# Working with text data

The dataset 20Newsgroups is a collection of 20K newsgroup documents in 20 categories. 

The *fetch_20newsgroups* method that is imported is a built-in dataset loader. In this example we are only looking at a subset of news categories. This method returns a scikit-learn object called a "bunch" which is a holder with attributes that can be accessed as either dict objects or attributes. For example, the target_names field is retrieved in the last line below.

This notebook follows a tutorial on the sklearn site, there are many others available there.

In [1]:
categories = ['alt.atheism', 'soc.religion.christian', 'comp.graphics', 'sci.med']
from sklearn.datasets import fetch_20newsgroups
twenty_train = fetch_20newsgroups(subset='train', 
                                  categories=categories, shuffle=True, random_state=42)
twenty_train.target_names

['alt.atheism', 'comp.graphics', 'sci.med', 'soc.religion.christian']

The files are in the *data* attribute and the filenames are also available.

In [2]:
print(len(twenty_train.data))
print(len(twenty_train.filenames))

2257
2257


Next we print the first 3 lines of the first file in the training set, and then its label, which is also the name of its folder. 

In [3]:
print("\n".join(twenty_train.data[0].split("\n")[:3]))
print(twenty_train.target_names[twenty_train.target[0]])

From: sd345@city.ac.uk (Michael Collier)
Subject: Converting images to HP LaserJet III?
Nntp-Posting-Host: hampton
comp.graphics


For efficiency the target is stored as an integer id.

In [4]:
twenty_train.target[:10]

array([1, 1, 3, 3, 3, 3, 3, 2, 2, 2])

However we can view the category names like this:

In [5]:
for t in twenty_train.target[:10]:
    print(twenty_train.target_names[t])

comp.graphics
comp.graphics
soc.religion.christian
soc.religion.christian
soc.religion.christian
soc.religion.christian
soc.religion.christian
sci.med
sci.med
sci.med


### preprocessing text

We use a sparse matrix form, scipy.sparse,  that just stores the integer ids of the words in a document. First we tokenize, then build a dictionary of words and their frequencies. We see that we have 2257 unique words out of the 35788 words in the corpus.

In [6]:
from sklearn.feature_extraction.text import CountVectorizer
count_vect = CountVectorizer()
X_train_counts = count_vect.fit_transform(twenty_train.data)
X_train_counts.shape

(2257, 35788)

As an example, let's see the count for the word *algorithm*:

In [7]:
count_vect.vocabulary_.get(u'algorithm')

4690

### term frequencies

The tf term frequencies are the counts divided by the total number of words in the document. The tf-idf is the tf with common words downweighted.

In [8]:
from sklearn.feature_extraction.text import TfidfTransformer
tfidf_transformer = TfidfTransformer()
X_train_tfidf = tfidf_transformer.fit_transform(X_train_counts)
X_train_tfidf.shape

(2257, 35788)

### train a classifier

We next train a Naive Bayes classifier.

In [9]:
from sklearn.naive_bayes import MultinomialNB
clf = MultinomialNB().fit(X_train_tfidf, twenty_train.target)

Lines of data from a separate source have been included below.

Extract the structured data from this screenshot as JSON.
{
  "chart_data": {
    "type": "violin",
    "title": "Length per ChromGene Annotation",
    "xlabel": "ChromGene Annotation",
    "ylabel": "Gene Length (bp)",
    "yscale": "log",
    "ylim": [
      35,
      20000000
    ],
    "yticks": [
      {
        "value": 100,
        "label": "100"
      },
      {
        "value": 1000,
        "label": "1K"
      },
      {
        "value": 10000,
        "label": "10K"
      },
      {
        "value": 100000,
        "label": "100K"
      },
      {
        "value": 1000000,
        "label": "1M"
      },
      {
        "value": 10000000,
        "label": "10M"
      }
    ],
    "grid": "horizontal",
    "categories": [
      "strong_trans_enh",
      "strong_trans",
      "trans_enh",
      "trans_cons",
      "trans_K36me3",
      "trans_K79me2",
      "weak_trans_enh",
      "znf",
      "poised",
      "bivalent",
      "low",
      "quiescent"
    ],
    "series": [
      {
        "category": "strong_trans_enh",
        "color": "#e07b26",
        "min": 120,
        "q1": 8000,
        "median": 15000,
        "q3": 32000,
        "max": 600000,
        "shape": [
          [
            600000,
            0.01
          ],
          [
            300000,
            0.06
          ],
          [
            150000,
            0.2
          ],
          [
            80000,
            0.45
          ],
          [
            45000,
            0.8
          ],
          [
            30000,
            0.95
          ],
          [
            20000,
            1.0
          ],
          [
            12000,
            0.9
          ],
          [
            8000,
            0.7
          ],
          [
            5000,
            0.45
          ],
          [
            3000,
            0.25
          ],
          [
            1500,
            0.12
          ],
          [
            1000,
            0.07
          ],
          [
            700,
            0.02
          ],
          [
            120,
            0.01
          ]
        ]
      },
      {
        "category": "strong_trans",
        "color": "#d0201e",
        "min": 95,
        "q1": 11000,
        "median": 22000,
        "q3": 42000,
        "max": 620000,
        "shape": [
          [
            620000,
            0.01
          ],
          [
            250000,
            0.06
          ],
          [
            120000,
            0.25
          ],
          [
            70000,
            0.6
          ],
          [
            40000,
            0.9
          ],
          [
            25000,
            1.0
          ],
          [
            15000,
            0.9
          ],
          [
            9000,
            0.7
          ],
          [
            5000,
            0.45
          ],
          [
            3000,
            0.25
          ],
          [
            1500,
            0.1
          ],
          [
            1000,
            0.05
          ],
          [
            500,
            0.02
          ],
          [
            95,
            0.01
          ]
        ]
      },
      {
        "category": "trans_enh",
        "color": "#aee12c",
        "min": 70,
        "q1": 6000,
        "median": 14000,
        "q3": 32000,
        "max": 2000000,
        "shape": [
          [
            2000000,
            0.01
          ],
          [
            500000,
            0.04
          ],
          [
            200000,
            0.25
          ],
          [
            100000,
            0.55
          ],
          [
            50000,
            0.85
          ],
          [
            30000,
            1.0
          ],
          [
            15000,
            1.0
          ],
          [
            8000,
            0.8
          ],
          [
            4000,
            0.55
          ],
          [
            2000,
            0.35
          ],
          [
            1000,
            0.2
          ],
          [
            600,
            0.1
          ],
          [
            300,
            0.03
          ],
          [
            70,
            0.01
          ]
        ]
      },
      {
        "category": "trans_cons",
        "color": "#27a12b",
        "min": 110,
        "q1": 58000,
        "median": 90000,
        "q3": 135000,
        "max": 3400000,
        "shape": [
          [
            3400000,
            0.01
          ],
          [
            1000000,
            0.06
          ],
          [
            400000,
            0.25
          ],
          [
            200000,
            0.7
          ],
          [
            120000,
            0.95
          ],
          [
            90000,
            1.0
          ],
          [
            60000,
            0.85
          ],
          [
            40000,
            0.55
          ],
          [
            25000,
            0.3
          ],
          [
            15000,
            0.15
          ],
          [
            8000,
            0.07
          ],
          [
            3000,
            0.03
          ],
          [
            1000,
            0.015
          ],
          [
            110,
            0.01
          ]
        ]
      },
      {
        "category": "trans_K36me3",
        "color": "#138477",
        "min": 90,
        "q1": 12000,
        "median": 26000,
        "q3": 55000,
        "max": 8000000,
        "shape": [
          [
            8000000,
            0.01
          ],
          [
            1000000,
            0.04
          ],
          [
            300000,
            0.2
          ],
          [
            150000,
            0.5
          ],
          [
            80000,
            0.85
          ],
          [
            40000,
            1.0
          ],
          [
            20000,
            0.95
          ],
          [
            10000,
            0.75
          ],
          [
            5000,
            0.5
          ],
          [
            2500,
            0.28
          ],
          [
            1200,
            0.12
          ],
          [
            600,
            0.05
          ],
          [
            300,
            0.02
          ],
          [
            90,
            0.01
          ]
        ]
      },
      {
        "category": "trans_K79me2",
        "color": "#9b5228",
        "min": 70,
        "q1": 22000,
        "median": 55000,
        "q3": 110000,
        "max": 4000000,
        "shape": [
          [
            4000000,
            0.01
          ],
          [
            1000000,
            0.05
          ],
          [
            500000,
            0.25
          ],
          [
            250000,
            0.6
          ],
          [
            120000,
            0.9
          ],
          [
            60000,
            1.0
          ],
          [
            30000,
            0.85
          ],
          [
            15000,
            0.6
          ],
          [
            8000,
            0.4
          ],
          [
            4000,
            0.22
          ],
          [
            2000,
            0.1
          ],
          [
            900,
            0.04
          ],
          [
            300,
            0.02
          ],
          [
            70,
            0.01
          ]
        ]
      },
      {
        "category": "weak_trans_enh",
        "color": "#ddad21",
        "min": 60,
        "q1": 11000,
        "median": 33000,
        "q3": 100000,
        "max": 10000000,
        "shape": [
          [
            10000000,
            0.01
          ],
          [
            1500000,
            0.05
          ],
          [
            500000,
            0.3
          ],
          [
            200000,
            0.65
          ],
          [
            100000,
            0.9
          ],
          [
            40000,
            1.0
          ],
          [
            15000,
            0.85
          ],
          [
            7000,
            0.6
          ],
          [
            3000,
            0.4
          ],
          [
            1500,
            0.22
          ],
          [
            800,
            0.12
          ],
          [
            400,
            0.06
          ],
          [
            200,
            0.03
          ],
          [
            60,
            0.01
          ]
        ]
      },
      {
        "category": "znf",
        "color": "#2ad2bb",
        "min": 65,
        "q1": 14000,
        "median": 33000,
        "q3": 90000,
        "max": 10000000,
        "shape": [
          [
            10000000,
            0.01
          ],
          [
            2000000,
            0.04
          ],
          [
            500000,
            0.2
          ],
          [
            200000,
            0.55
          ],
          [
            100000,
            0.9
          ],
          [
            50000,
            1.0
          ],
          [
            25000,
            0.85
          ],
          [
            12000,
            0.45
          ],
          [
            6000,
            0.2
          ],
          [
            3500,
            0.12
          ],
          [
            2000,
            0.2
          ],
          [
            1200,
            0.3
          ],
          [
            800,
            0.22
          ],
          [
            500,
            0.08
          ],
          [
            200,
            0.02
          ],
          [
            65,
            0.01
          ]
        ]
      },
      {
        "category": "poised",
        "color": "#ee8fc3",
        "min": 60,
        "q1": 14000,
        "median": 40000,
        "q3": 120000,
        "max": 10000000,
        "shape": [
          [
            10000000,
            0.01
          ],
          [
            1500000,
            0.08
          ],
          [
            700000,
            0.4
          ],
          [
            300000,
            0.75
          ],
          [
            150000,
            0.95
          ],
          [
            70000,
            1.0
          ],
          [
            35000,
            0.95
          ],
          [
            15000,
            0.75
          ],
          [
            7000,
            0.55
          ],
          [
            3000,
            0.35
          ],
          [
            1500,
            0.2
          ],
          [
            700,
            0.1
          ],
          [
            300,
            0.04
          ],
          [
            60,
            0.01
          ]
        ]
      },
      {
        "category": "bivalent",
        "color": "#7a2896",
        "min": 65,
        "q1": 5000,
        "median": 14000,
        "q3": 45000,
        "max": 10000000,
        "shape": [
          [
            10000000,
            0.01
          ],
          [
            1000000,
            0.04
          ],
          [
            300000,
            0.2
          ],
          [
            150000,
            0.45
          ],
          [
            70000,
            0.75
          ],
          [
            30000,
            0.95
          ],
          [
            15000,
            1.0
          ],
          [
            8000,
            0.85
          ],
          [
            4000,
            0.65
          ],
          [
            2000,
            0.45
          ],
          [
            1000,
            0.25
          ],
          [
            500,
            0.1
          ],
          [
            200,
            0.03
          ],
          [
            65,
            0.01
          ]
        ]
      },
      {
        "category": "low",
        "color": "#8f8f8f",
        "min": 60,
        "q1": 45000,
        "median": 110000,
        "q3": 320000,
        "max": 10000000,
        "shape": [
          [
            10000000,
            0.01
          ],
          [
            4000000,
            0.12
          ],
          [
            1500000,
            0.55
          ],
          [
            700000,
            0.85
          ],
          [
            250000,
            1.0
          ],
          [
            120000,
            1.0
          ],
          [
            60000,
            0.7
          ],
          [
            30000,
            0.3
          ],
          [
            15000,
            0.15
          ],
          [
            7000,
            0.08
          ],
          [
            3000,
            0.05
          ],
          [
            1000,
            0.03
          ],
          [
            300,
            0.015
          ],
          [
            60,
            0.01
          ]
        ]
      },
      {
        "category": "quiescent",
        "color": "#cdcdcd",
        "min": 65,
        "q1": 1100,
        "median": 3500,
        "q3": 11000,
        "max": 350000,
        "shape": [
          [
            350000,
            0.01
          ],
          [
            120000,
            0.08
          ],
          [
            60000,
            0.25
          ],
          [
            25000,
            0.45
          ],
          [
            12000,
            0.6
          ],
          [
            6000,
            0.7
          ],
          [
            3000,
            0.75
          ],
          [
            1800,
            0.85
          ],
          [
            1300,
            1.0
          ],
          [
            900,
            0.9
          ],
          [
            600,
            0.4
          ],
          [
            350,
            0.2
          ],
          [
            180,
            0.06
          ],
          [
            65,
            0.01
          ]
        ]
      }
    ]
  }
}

Try the classifier on some new data.

In [10]:
docs_new = ['God is love', 'OpenGL on the GPU is fast']
X_new_counts = count_vect.transform(docs_new)
X_new_tfidf = tfidf_transformer.transform(X_new_counts)
predicted = clf.predict(X_new_tfidf)
for doc, category in zip(docs_new, predicted):
    print(doc, '=> ', twenty_train.target_names[category])


God is love =>  soc.religion.christian
OpenGL on the GPU is fast =>  comp.graphics


### Create a pipeline

We recreate the classifier using a pipeline which makes things easier.

In [11]:
from sklearn.pipeline import Pipeline
text_clf = Pipeline([('vect', CountVectorizer()),
                    ('tfidf', TfidfTransformer()),
                    ('clf', MultinomialNB())])
text_clf = text_clf.fit(twenty_train.data, twenty_train.target)

### Evaluation on the test set

In [12]:
import numpy as np
twenty_test = fetch_20newsgroups(subset='test',
        categories=categories, shuffle=True, random_state=42)
docs_test = twenty_test.data
predicted = text_clf.predict(docs_test)
np.mean(predicted == twenty_test.target)

0.83488681757656458

The classifier got 83% accuracy on the test set. Not bad.